I called out to him. That was my first mistake.
When he didn't hear me, I shouted a little louder,
"Hey, Roger!" That was my second mistake. This time he heard me.
"Howdy, Rich!" he waved.
And then he did it. In front of all those people who didn't even know I existed . . . he did it. "Hey, Rich," he shouted. "Do you love Jesus?"
I cringed. Is he crazy! There had to be a hundred thousand sailors gathered along the pier side. And now, thanks to Roger’s recklessness, every one of them stopped in their tracks and stared at me. Time stood still as they waited for my answer.
More than four decade have passed since that moment when the Lord taught me my first lesson in Christian boldness. I needed it back then, and I still need to be reminded of it now. As the world becomes increasingly resistant to the gospel, there is an ever urgent need for those who follow Christ to boldly and without embarrassment share their faith with others.
Over the years I've learned a person can be a bold and effective witness for Christ in many different and much less flamboyant way than shouting from the rooftops. Here are only a few suggestions:
1. Fall deeply in love with Jesus. We’re never ashamed of the one we love. We’re never embarrassed to talk about our beloved. Sometimes it’s all we can do to control ourselves so we do not bore others with talk about our love one. So fall in love with Jesus. Stay in love with Jesus. It will change your perspective about everything and everyone.
How does anyone fall deeply in love with Jesus? We could just as easily ask how does anyone fall in love with someone. The answer to both questions is the same: By spending time with the beloved – time in communication (or, prayer); Time meditating on His love letters to us (e.g. the books of the Bible); Time to be quiet with Him (like turning off the phone, the computer, and the television). The more time we spend with our beloved, the deeper our love grows – whether with another person, or with our God.
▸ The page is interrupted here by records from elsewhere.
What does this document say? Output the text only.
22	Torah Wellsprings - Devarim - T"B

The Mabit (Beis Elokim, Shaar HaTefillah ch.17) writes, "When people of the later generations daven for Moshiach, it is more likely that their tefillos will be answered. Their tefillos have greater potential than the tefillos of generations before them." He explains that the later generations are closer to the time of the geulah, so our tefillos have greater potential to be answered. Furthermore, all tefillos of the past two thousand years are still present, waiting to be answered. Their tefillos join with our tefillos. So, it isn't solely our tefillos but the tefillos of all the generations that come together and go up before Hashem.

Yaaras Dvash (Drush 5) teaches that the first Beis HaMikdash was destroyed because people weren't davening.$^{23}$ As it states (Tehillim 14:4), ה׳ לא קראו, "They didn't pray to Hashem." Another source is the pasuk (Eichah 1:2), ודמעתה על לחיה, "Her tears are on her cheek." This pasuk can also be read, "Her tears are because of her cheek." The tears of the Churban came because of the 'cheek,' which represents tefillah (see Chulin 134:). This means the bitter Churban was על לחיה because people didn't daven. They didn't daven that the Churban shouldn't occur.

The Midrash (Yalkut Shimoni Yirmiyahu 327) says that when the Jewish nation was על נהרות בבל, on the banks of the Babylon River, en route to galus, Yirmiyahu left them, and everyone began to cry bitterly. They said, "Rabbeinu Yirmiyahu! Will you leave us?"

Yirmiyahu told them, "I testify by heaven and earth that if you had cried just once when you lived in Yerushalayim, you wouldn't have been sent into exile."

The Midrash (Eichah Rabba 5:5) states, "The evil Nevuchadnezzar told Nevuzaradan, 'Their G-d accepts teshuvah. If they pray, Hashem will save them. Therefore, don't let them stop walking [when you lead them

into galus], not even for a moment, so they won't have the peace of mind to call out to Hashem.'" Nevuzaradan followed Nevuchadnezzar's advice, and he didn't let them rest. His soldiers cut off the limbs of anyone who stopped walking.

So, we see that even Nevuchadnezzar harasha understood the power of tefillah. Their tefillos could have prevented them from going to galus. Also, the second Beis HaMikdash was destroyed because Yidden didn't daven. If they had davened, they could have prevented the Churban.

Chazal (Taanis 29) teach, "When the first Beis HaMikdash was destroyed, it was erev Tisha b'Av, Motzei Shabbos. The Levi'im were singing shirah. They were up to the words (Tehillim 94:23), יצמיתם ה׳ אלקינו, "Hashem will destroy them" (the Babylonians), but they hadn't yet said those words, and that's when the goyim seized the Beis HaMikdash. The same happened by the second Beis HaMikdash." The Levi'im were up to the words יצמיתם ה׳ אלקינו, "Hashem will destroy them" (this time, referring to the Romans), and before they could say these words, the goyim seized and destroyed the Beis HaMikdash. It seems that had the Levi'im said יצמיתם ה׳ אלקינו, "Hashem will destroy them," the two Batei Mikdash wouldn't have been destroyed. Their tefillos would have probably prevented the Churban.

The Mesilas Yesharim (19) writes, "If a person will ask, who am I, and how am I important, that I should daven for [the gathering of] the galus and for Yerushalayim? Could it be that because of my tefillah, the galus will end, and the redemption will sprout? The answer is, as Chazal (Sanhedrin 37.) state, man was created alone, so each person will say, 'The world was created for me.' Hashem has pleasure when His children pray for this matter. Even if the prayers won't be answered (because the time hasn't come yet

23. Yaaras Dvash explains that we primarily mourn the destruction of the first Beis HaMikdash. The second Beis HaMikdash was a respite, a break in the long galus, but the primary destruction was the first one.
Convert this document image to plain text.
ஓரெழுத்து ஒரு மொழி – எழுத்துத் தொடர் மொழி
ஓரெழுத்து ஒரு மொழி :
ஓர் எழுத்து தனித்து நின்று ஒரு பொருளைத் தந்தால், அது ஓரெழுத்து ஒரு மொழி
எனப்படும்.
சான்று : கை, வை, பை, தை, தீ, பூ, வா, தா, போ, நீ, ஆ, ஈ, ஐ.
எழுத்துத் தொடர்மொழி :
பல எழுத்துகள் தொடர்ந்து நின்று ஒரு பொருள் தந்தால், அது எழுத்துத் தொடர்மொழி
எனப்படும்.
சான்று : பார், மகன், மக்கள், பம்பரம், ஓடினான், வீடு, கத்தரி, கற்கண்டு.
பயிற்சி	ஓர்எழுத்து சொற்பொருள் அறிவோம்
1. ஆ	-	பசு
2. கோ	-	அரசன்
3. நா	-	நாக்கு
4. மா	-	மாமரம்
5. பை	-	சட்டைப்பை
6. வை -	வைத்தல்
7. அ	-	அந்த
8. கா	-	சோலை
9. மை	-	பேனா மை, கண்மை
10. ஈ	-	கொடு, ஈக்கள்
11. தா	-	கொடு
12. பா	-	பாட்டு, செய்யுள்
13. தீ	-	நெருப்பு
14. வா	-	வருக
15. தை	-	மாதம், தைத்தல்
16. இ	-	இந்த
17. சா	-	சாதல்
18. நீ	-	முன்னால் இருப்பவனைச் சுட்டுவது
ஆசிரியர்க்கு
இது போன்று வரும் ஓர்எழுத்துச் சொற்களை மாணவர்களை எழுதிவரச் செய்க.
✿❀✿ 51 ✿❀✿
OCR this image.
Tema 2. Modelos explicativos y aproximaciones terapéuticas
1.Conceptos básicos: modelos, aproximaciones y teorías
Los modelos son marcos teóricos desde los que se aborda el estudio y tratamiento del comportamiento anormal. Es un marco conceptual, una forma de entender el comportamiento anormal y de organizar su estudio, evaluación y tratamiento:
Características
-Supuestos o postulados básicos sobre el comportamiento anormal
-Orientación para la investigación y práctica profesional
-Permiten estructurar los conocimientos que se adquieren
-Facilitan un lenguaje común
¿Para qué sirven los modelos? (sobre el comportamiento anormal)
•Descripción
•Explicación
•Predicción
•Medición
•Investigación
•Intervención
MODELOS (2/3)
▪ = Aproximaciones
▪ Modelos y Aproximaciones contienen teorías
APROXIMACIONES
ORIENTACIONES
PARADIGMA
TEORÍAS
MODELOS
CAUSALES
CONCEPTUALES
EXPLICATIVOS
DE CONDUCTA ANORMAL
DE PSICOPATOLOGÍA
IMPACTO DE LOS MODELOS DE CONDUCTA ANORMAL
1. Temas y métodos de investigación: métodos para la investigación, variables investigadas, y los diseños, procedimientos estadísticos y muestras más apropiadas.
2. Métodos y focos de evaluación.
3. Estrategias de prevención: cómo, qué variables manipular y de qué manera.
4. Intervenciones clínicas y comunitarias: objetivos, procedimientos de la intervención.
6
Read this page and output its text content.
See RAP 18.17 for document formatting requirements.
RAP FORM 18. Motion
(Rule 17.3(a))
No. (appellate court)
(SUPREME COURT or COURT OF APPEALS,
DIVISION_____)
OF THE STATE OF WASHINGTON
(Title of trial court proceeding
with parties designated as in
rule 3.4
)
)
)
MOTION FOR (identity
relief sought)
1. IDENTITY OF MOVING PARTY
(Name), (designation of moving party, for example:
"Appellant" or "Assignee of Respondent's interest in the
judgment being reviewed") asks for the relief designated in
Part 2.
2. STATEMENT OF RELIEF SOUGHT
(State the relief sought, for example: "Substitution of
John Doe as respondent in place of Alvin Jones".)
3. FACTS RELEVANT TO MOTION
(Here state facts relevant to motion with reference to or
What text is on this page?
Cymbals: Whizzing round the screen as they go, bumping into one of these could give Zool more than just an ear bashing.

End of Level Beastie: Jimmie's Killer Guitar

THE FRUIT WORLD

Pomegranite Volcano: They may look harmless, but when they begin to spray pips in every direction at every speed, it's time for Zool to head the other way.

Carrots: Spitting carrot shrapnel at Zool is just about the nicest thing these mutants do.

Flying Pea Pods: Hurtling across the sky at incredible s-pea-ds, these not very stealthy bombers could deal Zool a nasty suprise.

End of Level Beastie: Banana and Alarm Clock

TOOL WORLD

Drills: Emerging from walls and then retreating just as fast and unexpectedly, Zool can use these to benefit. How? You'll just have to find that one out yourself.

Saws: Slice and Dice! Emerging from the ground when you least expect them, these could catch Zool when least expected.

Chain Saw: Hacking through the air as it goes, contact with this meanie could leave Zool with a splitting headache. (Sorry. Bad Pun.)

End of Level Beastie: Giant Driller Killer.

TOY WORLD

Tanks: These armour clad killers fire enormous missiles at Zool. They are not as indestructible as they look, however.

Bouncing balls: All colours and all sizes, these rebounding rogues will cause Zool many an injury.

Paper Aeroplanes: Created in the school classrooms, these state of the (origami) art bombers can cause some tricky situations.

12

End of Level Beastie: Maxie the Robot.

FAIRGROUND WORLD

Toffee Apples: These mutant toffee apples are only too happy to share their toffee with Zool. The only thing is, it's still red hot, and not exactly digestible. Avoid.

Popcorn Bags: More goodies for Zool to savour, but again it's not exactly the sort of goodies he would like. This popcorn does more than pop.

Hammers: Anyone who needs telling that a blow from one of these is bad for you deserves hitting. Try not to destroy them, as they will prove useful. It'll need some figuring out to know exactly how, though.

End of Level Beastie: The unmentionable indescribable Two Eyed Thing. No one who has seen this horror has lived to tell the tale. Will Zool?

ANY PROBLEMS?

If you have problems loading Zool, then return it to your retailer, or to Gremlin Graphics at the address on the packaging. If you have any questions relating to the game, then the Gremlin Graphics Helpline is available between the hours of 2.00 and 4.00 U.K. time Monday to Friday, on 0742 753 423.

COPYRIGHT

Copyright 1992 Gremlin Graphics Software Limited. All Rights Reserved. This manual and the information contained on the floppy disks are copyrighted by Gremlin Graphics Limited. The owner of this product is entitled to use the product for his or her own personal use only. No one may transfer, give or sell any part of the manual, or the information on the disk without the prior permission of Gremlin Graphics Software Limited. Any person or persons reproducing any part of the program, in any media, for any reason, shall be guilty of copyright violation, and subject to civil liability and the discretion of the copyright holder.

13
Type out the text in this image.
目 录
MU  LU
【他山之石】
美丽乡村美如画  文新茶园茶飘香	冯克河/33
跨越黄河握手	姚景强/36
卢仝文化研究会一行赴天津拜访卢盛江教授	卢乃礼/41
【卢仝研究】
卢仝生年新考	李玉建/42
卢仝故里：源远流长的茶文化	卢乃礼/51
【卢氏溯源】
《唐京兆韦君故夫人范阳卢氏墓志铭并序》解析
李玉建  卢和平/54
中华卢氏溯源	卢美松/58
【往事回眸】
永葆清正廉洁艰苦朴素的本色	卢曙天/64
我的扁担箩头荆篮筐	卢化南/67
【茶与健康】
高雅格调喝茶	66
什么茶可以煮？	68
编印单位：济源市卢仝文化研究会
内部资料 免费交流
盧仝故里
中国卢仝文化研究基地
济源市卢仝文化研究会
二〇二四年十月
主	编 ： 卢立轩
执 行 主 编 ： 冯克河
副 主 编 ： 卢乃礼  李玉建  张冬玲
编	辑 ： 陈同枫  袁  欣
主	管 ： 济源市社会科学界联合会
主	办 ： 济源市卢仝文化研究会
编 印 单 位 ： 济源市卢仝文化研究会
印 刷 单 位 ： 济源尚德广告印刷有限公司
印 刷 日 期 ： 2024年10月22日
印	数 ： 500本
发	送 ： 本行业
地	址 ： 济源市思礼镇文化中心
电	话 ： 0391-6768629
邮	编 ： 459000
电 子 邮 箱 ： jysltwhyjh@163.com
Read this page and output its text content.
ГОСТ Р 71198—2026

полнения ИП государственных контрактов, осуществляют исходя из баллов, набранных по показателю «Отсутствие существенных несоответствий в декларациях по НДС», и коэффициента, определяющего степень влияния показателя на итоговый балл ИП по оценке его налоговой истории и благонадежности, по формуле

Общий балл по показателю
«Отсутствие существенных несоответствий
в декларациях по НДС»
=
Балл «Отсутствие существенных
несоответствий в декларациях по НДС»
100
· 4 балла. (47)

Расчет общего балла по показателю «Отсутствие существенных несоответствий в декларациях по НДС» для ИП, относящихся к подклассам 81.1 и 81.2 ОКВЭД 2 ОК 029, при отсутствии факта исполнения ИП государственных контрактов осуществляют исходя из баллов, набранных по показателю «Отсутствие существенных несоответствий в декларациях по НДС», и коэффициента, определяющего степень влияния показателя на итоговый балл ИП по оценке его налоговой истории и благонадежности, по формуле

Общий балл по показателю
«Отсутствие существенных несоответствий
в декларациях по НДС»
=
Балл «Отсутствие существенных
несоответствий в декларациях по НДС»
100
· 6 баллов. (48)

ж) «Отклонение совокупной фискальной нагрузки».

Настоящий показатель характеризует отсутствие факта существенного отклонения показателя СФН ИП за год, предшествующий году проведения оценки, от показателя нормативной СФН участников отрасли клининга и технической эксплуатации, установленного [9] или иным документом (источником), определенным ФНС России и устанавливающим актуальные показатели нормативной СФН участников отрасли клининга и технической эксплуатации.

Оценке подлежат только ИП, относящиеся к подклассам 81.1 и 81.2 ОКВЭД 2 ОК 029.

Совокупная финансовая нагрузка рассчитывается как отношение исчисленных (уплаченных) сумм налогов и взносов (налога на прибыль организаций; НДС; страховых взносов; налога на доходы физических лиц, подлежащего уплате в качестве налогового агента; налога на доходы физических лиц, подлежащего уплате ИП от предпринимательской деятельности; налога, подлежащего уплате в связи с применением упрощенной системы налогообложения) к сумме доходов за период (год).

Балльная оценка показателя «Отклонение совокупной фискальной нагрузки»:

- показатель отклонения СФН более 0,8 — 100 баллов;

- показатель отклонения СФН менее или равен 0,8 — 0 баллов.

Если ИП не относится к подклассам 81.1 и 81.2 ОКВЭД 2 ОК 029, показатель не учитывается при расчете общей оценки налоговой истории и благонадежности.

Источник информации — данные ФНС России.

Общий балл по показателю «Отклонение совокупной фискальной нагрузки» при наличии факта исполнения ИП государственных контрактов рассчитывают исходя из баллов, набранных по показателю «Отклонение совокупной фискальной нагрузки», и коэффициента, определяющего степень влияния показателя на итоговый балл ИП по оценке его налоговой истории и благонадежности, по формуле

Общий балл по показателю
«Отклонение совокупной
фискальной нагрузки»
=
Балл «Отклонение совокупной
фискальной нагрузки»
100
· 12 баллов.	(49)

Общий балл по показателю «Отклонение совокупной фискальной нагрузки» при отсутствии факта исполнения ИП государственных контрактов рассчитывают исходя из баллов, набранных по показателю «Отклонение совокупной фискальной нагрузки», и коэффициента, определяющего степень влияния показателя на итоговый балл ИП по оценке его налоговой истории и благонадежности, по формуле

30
2. Know what you believe and why you believe it. This is perhaps most important for Catholics who grew up on the front pew, attended early catechism classes, received Confirmation as a teenager . . . and then set the spiritual cruise control for the next few decades.
I’ve heard it said Catholics read the entire Bible in a three year period as the Church wends its way through the Missal Years A, B and C. But the objective thinker soon realizes what we really get are snippets here and there of texts usually out of context. As St. Jerome counseled many centuries ago: "Ignorance of Scripture is ignorance of Christ".
It's much easier to know your faith and to share your faith if you know the root of your faith -- which is God's word. See my 2+2=1+3 Bible reading suggestion at the end of this essay for some helpful suggestions.
3. Walk the talk. No amount of telling others about Christ can take the place of genuine humility, love, kindness, patience, self‑control, and a holy lifestyle. If the walk doesn't fit the talk, there's little likelihood others will listen to what we have to say about our faith in Christ in the first place.
4. Invite someone to Mass with you. A casual conversation over a cup of coffee can develop into an invitation to attend Mass on the following Sunday. They may say, "No, thank you." Then again, they may say, "Sure, why not?"
5. Pray over food in restaurants. If we thank Him for our food in the privacy of our homes, why should we not thank Him in public places? If nothing else, it is a silent testimony to others that we are not ashamed of our faith.
I made a third mistake that day. Instead of shouting, "Hallelujah! Yes I do!" I answered Roger's question with a weak, "yes." Part of me wanted to take a bold stand for Christ, but a greater part was too embarrassed to do so before all those people.
I wish I could tell you that I've never missed an opportunity since then to be bold for Christ. But I've missed numerous such opportunities. Nevertheless, looking back with guilt is not the way to move forward. If you struggle with boldness as I sometimes still do, perhaps my few suggestions may help. We can move forward and fruitfully share the good news of Christ’s love with others.
The 2+2=1+3 Bible Reading Plan:
If you read two chapters of the Old Testament each day (it takes about 10 minutes on average) and two chapters of the New Testament each day (another ten minutes on average) you will read the entire Old Testament once a year and the New Testament three times each year.